Arriva una ricerca di due professoresse associate presso il Dipartimento di analisi delle politiche e management pubblico della Bocconi, Alessandra Casarico e Paola Profeta.
E dimostra che le legge sulle quote ha dato un forte impulso all’innalzamento della qualità degli eletti e della politica.
I dati sono inconfutabili, perché le docenti analizzano due gruppi di enti locali, quelli in cui la formazione delle liste e dunque le elezioni si è basata sulla legge 81 del 1993, secondo la quale nessun genere poteva rappresentare più dei 2/3 dei candidati totali nelle liste elettorali comunali, e gli enti locali dove ciò non è avvenuto.

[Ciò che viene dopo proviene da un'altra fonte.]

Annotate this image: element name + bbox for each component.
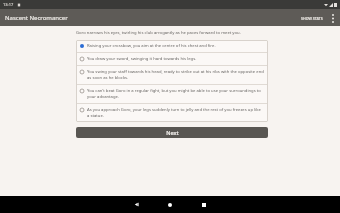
button[interactable]: SHOW STATS (298, 13, 326, 24)
staticText: Raising your crossbow, you aim at the ce… (87, 43, 216, 49)
staticText: You swing your staff towards his head, r… (87, 69, 264, 81)
button[interactable]: You draw your sword, swinging it hard to… (76, 53, 268, 65)
button[interactable]: More options (326, 11, 340, 25)
button[interactable]: Back (126, 196, 146, 213)
button[interactable]: Home (160, 196, 180, 213)
staticText: Goro narrows his eyes, twirling his club… (76, 30, 241, 36)
staticText: SHOW STATS (301, 16, 323, 21)
staticText: Next (166, 129, 179, 136)
staticText: You draw your sword, swinging it hard to… (87, 56, 197, 62)
button[interactable]: Raising your crossbow, you aim at the ce… (76, 40, 268, 52)
button[interactable]: You swing your staff towards his head, r… (76, 66, 268, 84)
button[interactable]: Recent apps (194, 196, 214, 213)
staticText: Nascent Necromancer (5, 14, 68, 22)
staticText: As you approach Goro, your legs suddenly… (87, 107, 264, 119)
button[interactable]: You can't beat Goro in a regular fight, … (76, 85, 268, 103)
staticText: 13:17 (3, 2, 14, 7)
button[interactable]: Next (76, 127, 268, 138)
staticText: You can't beat Goro in a regular fight, … (87, 88, 264, 100)
button[interactable]: As you approach Goro, your legs suddenly… (76, 104, 268, 122)
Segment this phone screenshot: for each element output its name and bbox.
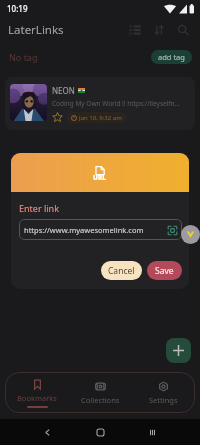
staticText: 10:19: [7, 3, 28, 14]
staticText: Collections: [81, 395, 120, 405]
staticText: Settings: [149, 395, 178, 405]
button[interactable]: Scan QR code: [165, 223, 179, 237]
button[interactable]: Save: [147, 261, 182, 280]
button[interactable]: Filter by tag: [123, 18, 147, 42]
button[interactable]: Settings: [132, 372, 195, 413]
button[interactable]: Cancel: [101, 261, 142, 280]
staticText: Save: [155, 265, 174, 277]
staticText: https://www.myawesomelink.com: [24, 225, 144, 235]
staticText: Jan 10, 9:32 am: [79, 114, 122, 122]
button[interactable]: Sort: [147, 18, 171, 42]
button[interactable]: Add link: [166, 338, 191, 363]
staticText: Bookmarks: [17, 393, 57, 403]
staticText: URL: [93, 173, 107, 182]
staticText: No tag: [9, 51, 38, 63]
button[interactable]: add tag: [151, 50, 192, 64]
button[interactable]: Collections: [69, 372, 132, 413]
staticText: LaterLinks: [8, 22, 64, 38]
staticText: Cancel: [108, 265, 135, 277]
button[interactable]: Autofill: [181, 225, 200, 244]
staticText: Enter link: [19, 202, 59, 214]
button[interactable]: NEON: [5, 77, 195, 130]
staticText: Coding My Own World !! https://lleyselfn…: [52, 99, 180, 108]
staticText: NEON: [52, 85, 75, 96]
button[interactable]: Search: [171, 18, 195, 42]
staticText: add tag: [158, 52, 185, 62]
button[interactable]: Bookmarks: [5, 372, 69, 413]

Si tratta di un “esperimento naturale”, spiegano le docenti nel paper Gender quotas and the quality of politicians scritto con Audinga Baltrunaite e Piera Bello, perché “la legge fu abolita inaspettatamente nel 1995 perché dichiarata incostituzionale. Poiché le elezioni avvengono ogni 5 anni, non tutti i comuni votarono nel periodo 1993-1995 in cui la legge era in vigore. Questo ci permette di identificare due gruppi, spiegano le autrici della ricerca: il gruppo di trattamento rappresentato dai comuni che hanno votato secondo tale legge, e il gruppo di controllo che include gli altri. Possiamo quindi utilizzare una metodologia ‘difference in difference’ per stimare la differenza della qualità media dei politici locali eletti nei due gruppi di comuni.

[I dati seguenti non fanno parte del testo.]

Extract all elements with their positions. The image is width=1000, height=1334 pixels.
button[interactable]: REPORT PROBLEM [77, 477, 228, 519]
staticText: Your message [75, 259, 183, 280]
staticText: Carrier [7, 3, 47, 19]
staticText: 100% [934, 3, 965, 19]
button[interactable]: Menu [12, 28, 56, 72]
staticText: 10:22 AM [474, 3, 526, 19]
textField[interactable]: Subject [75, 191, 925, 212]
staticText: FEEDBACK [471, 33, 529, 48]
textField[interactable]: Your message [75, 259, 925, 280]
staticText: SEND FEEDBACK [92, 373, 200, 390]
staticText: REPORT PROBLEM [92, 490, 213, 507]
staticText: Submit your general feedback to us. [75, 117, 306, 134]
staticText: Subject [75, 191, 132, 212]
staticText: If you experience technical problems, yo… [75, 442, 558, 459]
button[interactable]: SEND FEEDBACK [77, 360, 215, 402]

Seguendo precedenti studi nella scienza della politica, misuriamo la qualità con gli anni di istruzione. I risultati dell’analisi mostrano che la presenza delle quote si è accompagnata a un aumento della qualità media (istruzione) dei politici eletti, non solo perché tra gli eletti sono aumentate le donne, che mediamente sono più istruite degli uomini, ma anche perché sono diminuiti gli uomini con basso livello di istruzione. In altri termini la presenza di donne tra i candidati ha portato a un aumento del numero di donne elette, che hanno sostituito gli uomini meno istruiti.
Il nostro lavoro si focalizza su un contesto specifico, quello dei politici locali. Il messaggio però ha una portata molto più ampia: non è detto che l’introduzione di quote di genere peggiori la qualità dei rappresentanti. Anzi, nel caso analizzato ha portato a un suo miglioramento. In Italia, paese dominato da una potente gerontocrazia maschile, l’adozione di quote di genere potrebbe rappresentare un rinnovamento benefico”.
La pubblicazione di tale ricerca è un contributo importante alle teorie di genere, in quanto per la prima volta viene empiricamente provato come l’introduzione per legge delle quote abbia come conseguenza l’aumento della qualità degli eletti.
Infatti una delle contestazioni più diffuse, anche a seguito dell’approvazione della legge 120 del 2011, che impone alle società quotate una percentuale minima del genere meno rappresentato nei cda e nei collegi sindacali, ossia le donne, finora è stata proprio quella sull’impossibilità di dimostrare l’automatismo tra l’introduzione delle quote e l’aumento della qualità degli eletti.
La prova ora c’è ed è impossibile da confutare.